The frequency-size-distribution of earthquakes, characterized by the b-value in the Gutenberg-Richter law, has been documented for its variation in space and time. In many examples it could successfully be related to physical parameters such as stress concentration in asperities or high pore pressures in geothermal regimes. A generically observed depth gradient supports the laboratory-based hypothesis of b-values being inversely dependent on differential stress, which is equally reflected in significant variation between observed b-values for different faulting styles. Temporal variation is more difficult to detect robustly since it is easily biased by spatial activation heterogeneity. However, retrospectively detected b-value decreases before large events have been documented on scales ranging from few days to decades, while post-mainshock significant increases of b-values especially in the highest slip patches have been observed.
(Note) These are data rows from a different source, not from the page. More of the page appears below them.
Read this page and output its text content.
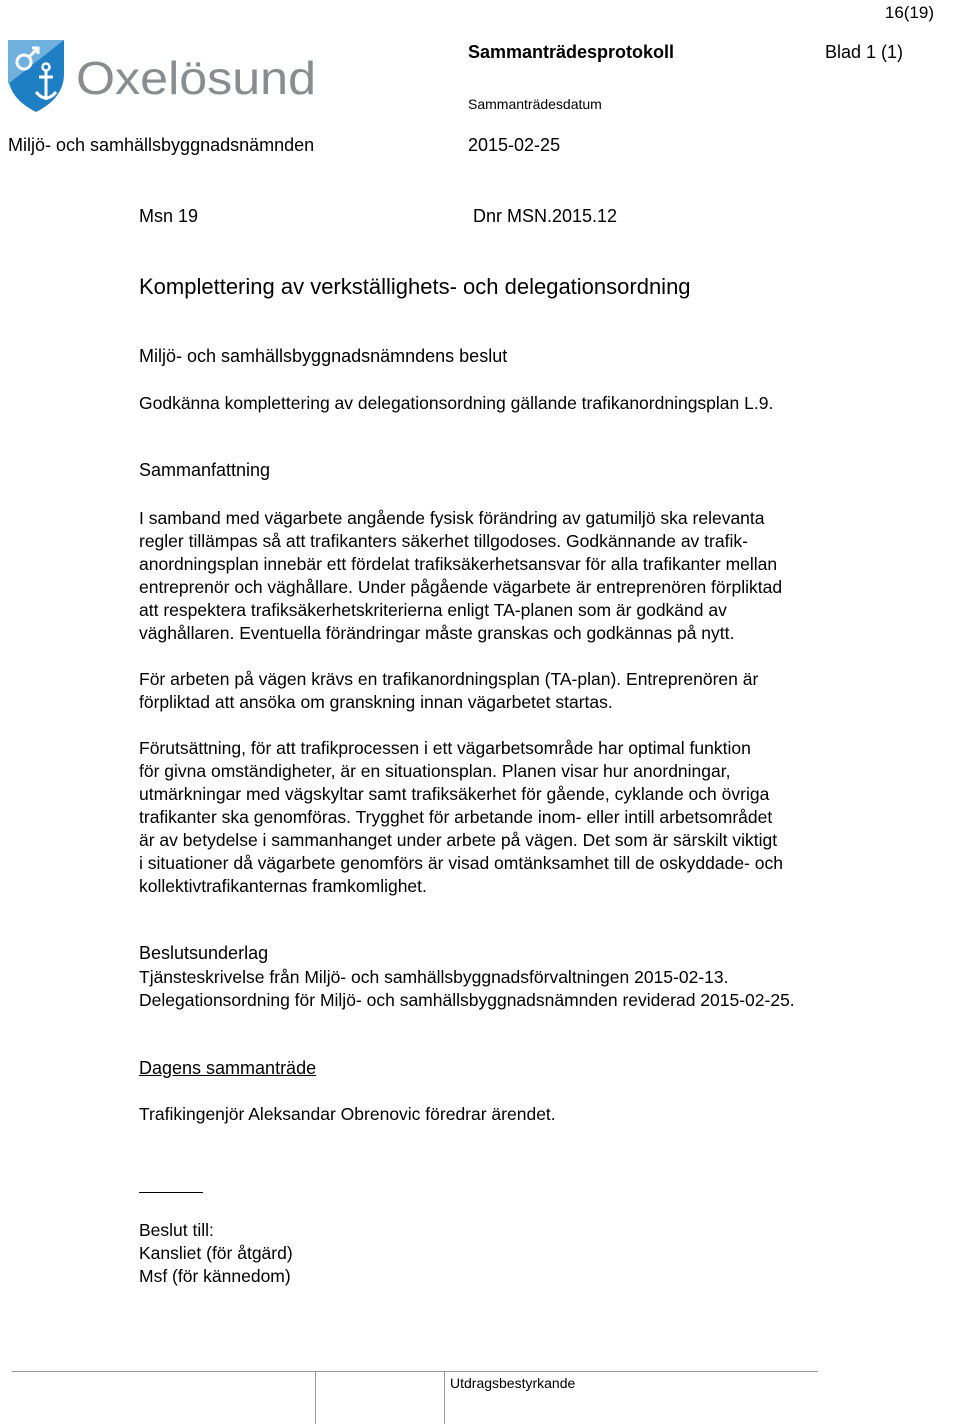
16(19)
Oxelösund	Sammanträdesprotokoll	Blad 1 (1)
Sammanträdesdatum
Miljö- och samhällsbyggnadsnämnden	2015-02-25
Msn 19	Dnr MSN.2015.12
Komplettering av verkställighets- och delegationsordning
Miljö- och samhällsbyggnadsnämndens beslut
Godkänna komplettering av delegationsordning gällande trafikanordningsplan L.9.
Sammanfattning

I samband med vägarbete angående fysisk förändring av gatumiljö ska relevanta

regler tillämpas så att trafikanters säkerhet tillgodoses. Godkännande av trafik-

anordningsplan innebär ett fördelat trafiksäkerhetsansvar för alla trafikanter mellan

entreprenör och väghållare. Under pågående vägarbete är entreprenören förpliktad

att respektera trafiksäkerhetskriterierna enligt TA-planen som är godkänd av

väghållaren. Eventuella förändringar måste granskas och godkännas på nytt.

För arbeten på vägen krävs en trafikanordningsplan (TA-plan). Entreprenören är

förpliktad att ansöka om granskning innan vägarbetet startas.

Förutsättning, för att trafikprocessen i ett vägarbetsområde har optimal funktion

för givna omständigheter, är en situationsplan. Planen visar hur anordningar,

utmärkningar med vägskyltar samt trafiksäkerhet för gående, cyklande och övriga

trafikanter ska genomföras. Trygghet för arbetande inom- eller intill arbetsområdet

är av betydelse i sammanhanget under arbete på vägen. Det som är särskilt viktigt

i situationer då vägarbete genomförs är visad omtänksamhet till de oskyddade- och

kollektivtrafikanternas framkomlighet.

Beslutsunderlag
Tjänsteskrivelse från Miljö- och samhällsbyggnadsförvaltningen 2015-02-13.
Delegationsordning för Miljö- och samhällsbyggnadsnämnden reviderad 2015-02-25.
Dagens sammanträde
Trafikingenjör Aleksandar Obrenovic föredrar ärendet.
Beslut till:
Kansliet (för åtgärd)
Msf (för kännedom)
Utdragsbestyrkande
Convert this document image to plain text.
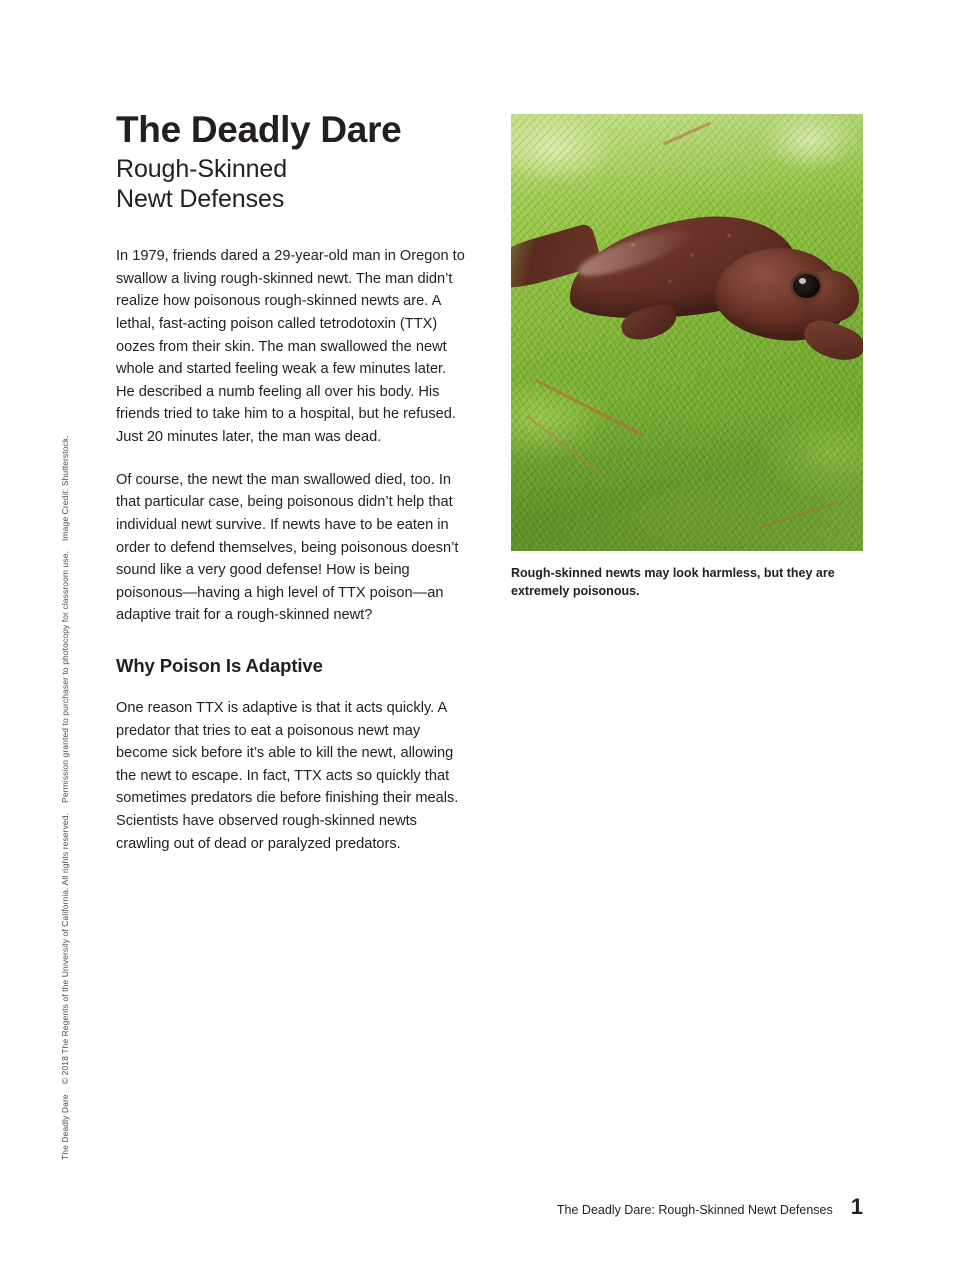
The Deadly Dare© 2018 The Regents of the University of California. All rights reserved.Permission granted to purchaser to photocopy for classroom use.Image Credit: Shutterstock.
The Deadly Dare
Rough-Skinned
Newt Defenses

In 1979, friends dared a 29-year-old man in Oregon to swallow a living rough-skinned newt. The man didn’t realize how poisonous rough-skinned newts are. A lethal, fast-acting poison called tetrodotoxin (TTX) oozes from their skin. The man swallowed the newt whole and started feeling weak a few minutes later. He described a numb feeling all over his body. His friends tried to take him to a hospital, but he refused. Just 20 minutes later, the man was dead.

Of course, the newt the man swallowed died, too. In that particular case, being poisonous didn’t help that individual newt survive. If newts have to be eaten in order to defend themselves, being poisonous doesn’t sound like a very good defense! How is being poisonous—having a high level of TTX poison—an adaptive trait for a rough-skinned newt?

Why Poison Is Adaptive

One reason TTX is adaptive is that it acts quickly. A predator that tries to eat a poisonous newt may become sick before it’s able to kill the newt, allowing the newt to escape. In fact, TTX acts so quickly that sometimes predators die before finishing their meals. Scientists have observed rough-skinned newts crawling out of dead or paralyzed predators.

Rough-skinned newts may look harmless, but they are extremely poisonous.
The Deadly Dare: Rough-Skinned Newt Defenses 1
Here, we present an overview of some of the latest advances in studying patterns in the size distribution. In these examples from different regions of the world, including the subduction zones around Japan, we bridge various scales: from the smallest detected events to the giant megathrust earthquakes, from large-scale tectonic imprints to local heterogeneity along active faults, from temporally stable to time-varying patterns, from individual sequences to generic aftershock characteristics, from linear frequency magnitude distributions to those not following Gutenberg-Richter scaling, from low-b-focus to implications of observing very high b-values, from interpreting patterns in terms of physical processes to estimating future rupture potential.
Reliable b-value analysis is critically dependent on monitoring capabilities and homogeneous reporting of events. We demonstrate that improvements in this field are worthwhile: spatio-temporal b-value analysis has the potential to improve real time seismic hazard assessment and additionally provides many insights to advance the qualitative understanding of physical conditions and mechanisms.